- Kategori
- Çevre Bilinci
Medeniyet ölçülerimiz ve doğaya saygı
Bizim doğal yaşama saygımız ve de medeniyet ölçütlerimiz ne durumda acaba? Geçen hafta ULUDAĞ'daydık. Yol boyunca gözlerime takılan manzaralar içinde, ağaç diplerinde yer alan kıyılardaki rezaleti görmemezlikten gelmek imkansızdı.
Doğanın tüm cevherleriyle karşımıza çıkan değerlerini, yozlaşmış bir bakışla kirletiyoruz, eksiltiyoruz ve hatta yok ediyoruz.
Bu doğa mozaiklerini en tabi hakkımız gibi talan ederken, o güzellikleri kendimizden sonraki nesillere bırakacağımız emanetler olarak kabullenebilseydik eğer bu kadar rahat davranamazdık bu savurganlıkta...
NEDEN?
Neden piknik artıklarımızı bir poşette muhafaza ederek, ORMAN MÜDÜRLÜĞÜNÜN insaniyet namına yerleştirdiği o çöp golonlarına atmamaktayız?
Neden her boş bulduğumuz derinliğe moloz, inşaat artığı ve çöplerimizi savururuz?

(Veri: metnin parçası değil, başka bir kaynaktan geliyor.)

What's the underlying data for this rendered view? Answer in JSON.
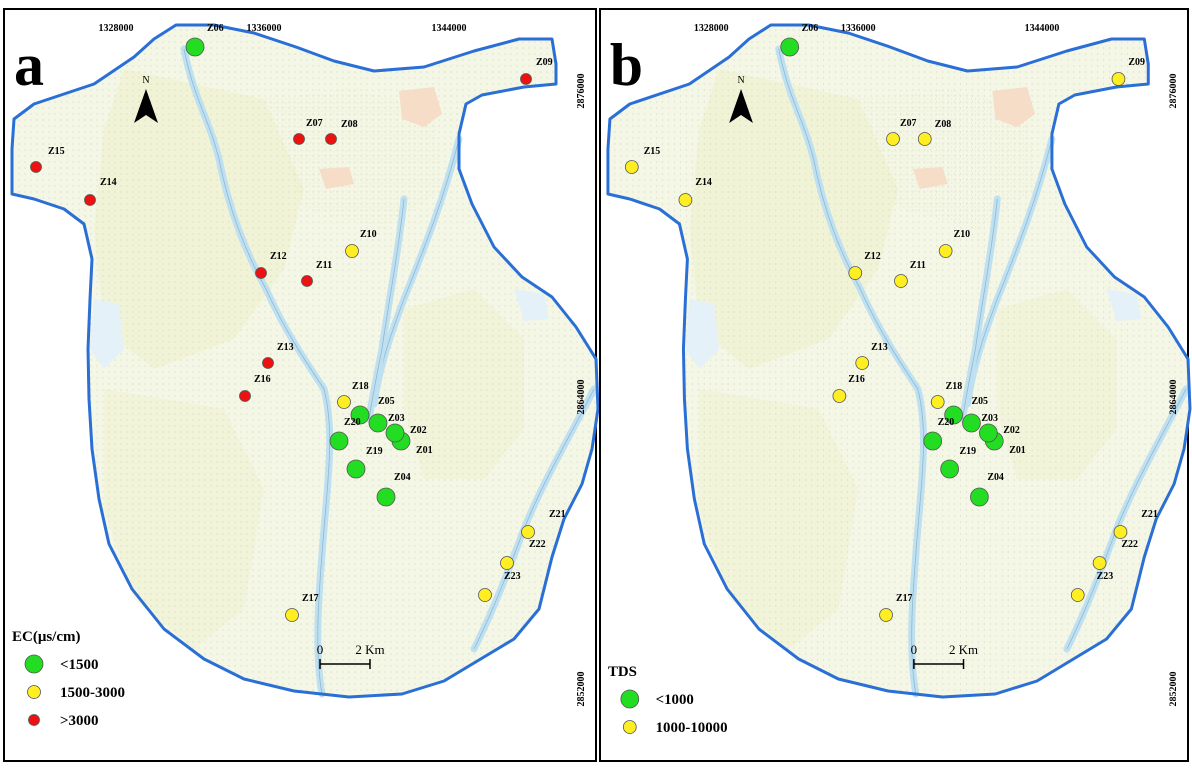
{
  "panels": [
    {
      "letter": "a",
      "legend_title": "EC(μs/cm)",
      "classes": [
        {
          "label": "<1500",
          "color": "#22dd22",
          "size": "large"
        },
        {
          "label": "1500-3000",
          "color": "#ffee22",
          "size": "medium"
        },
        {
          "label": ">3000",
          "color": "#ee1111",
          "size": "small"
        }
      ],
      "samples": [
        {
          "id": "Z01",
          "cls": 0
        },
        {
          "id": "Z02",
          "cls": 0
        },
        {
          "id": "Z03",
          "cls": 0
        },
        {
          "id": "Z04",
          "cls": 0
        },
        {
          "id": "Z05",
          "cls": 0
        },
        {
          "id": "Z06",
          "cls": 0
        },
        {
          "id": "Z07",
          "cls": 2
        },
        {
          "id": "Z08",
          "cls": 2
        },
        {
          "id": "Z09",
          "cls": 2
        },
        {
          "id": "Z10",
          "cls": 1
        },
        {
          "id": "Z11",
          "cls": 2
        },
        {
          "id": "Z12",
          "cls": 2
        },
        {
          "id": "Z13",
          "cls": 2
        },
        {
          "id": "Z14",
          "cls": 2
        },
        {
          "id": "Z15",
          "cls": 2
        },
        {
          "id": "Z16",
          "cls": 2
        },
        {
          "id": "Z17",
          "cls": 1
        },
        {
          "id": "Z18",
          "cls": 1
        },
        {
          "id": "Z19",
          "cls": 0
        },
        {
          "id": "Z20",
          "cls": 0
        },
        {
          "id": "Z21",
          "cls": 1
        },
        {
          "id": "Z22",
          "cls": 1
        },
        {
          "id": "Z23",
          "cls": 1
        }
      ]
    },
    {
      "letter": "b",
      "legend_title": "TDS",
      "classes": [
        {
          "label": "<1000",
          "color": "#22dd22",
          "size": "large"
        },
        {
          "label": "1000-10000",
          "color": "#ffee22",
          "size": "medium"
        }
      ],
      "samples": [
        {
          "id": "Z01",
          "cls": 0
        },
        {
          "id": "Z02",
          "cls": 0
        },
        {
          "id": "Z03",
          "cls": 0
        },
        {
          "id": "Z04",
          "cls": 0
        },
        {
          "id": "Z05",
          "cls": 0
        },
        {
          "id": "Z06",
          "cls": 0
        },
        {
          "id": "Z07",
          "cls": 1
        },
        {
          "id": "Z08",
          "cls": 1
        },
        {
          "id": "Z09",
          "cls": 1
        },
        {
          "id": "Z10",
          "cls": 1
        },
        {
          "id": "Z11",
          "cls": 1
        },
        {
          "id": "Z12",
          "cls": 1
        },
        {
          "id": "Z13",
          "cls": 1
        },
        {
          "id": "Z14",
          "cls": 1
        },
        {
          "id": "Z15",
          "cls": 1
        },
        {
          "id": "Z16",
          "cls": 1
        },
        {
          "id": "Z17",
          "cls": 1
        },
        {
          "id": "Z18",
          "cls": 1
        },
        {
          "id": "Z19",
          "cls": 0
        },
        {
          "id": "Z20",
          "cls": 0
        },
        {
          "id": "Z21",
          "cls": 1
        },
        {
          "id": "Z22",
          "cls": 1
        },
        {
          "id": "Z23",
          "cls": 1
        }
      ]
    }
  ],
  "x_ticks": [
    "1328000",
    "1336000",
    "1344000"
  ],
  "y_ticks": [
    "2876000",
    "2864000",
    "2852000"
  ],
  "north_label": "N",
  "scale_bar": {
    "start": "0",
    "end": "2 Km"
  },
  "colors": {
    "boundary": "#2a6fd6",
    "river": "#bfe0f0",
    "land": "#f4f6e6",
    "sand": "#eef2cc",
    "urban": "#f6ddc8"
  }
}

Neden bira şişelerini kırarak oraya buraya atarız?
Neden inşaat alanı açmak için ısmarlama yangınlar yaratırız?
Neden ormanda yaşayan hayvanların yuvalarına ve ekolojik dengeye ihanet ederiz?
Kendi evimize olan özenimizi neden doğaya ve o güzelim kuş cıvıltılarına mekan olan o ormanlarımıza gösteremeyiz?
Bu kadar mı zordur medeni olabilmek?
Bir adım ileride çöp bidonu varken, ızgara artıklarımızı, yemek çöplerimizi, plastik şişelerimizi, teneke kola şişelerimizi, bira şişelerinin kesici camlarını bizden sonrakileri sabote edecek şekilde mesire alanlarına bilinçli bir şekilde yerleştiririz?
Ben bir Türk vatandaşı olarak, Bursalı olarak, hemşehrilerim adına çok üzüldüm bu tabloya...
Hele AB.ne başvurarak uyumluluk süreci içinde olduğumuzu kabullendiğimiz böylesine hassasiyet içindeki bir dönemde, izlediğim karelerin bir yabancı objesiyle nasıl bir tablo yaratacağını düşünmek bile istemiyorum.
İşte bu nedenle 'ne kadar medeniyiz?' sorusu bir şimşek gibi patladı beynimde.
Önce korktum, yol boyunca hijyen, insaniyet ve de medeniyet ölçütleri tutmayan bu manzaralar devam ettikçe korkularım yerini öfkeye bıraktı, ardından da utanç...
Böyle olmamalıydık, ne oldu da toplum olarak bu hale geldik?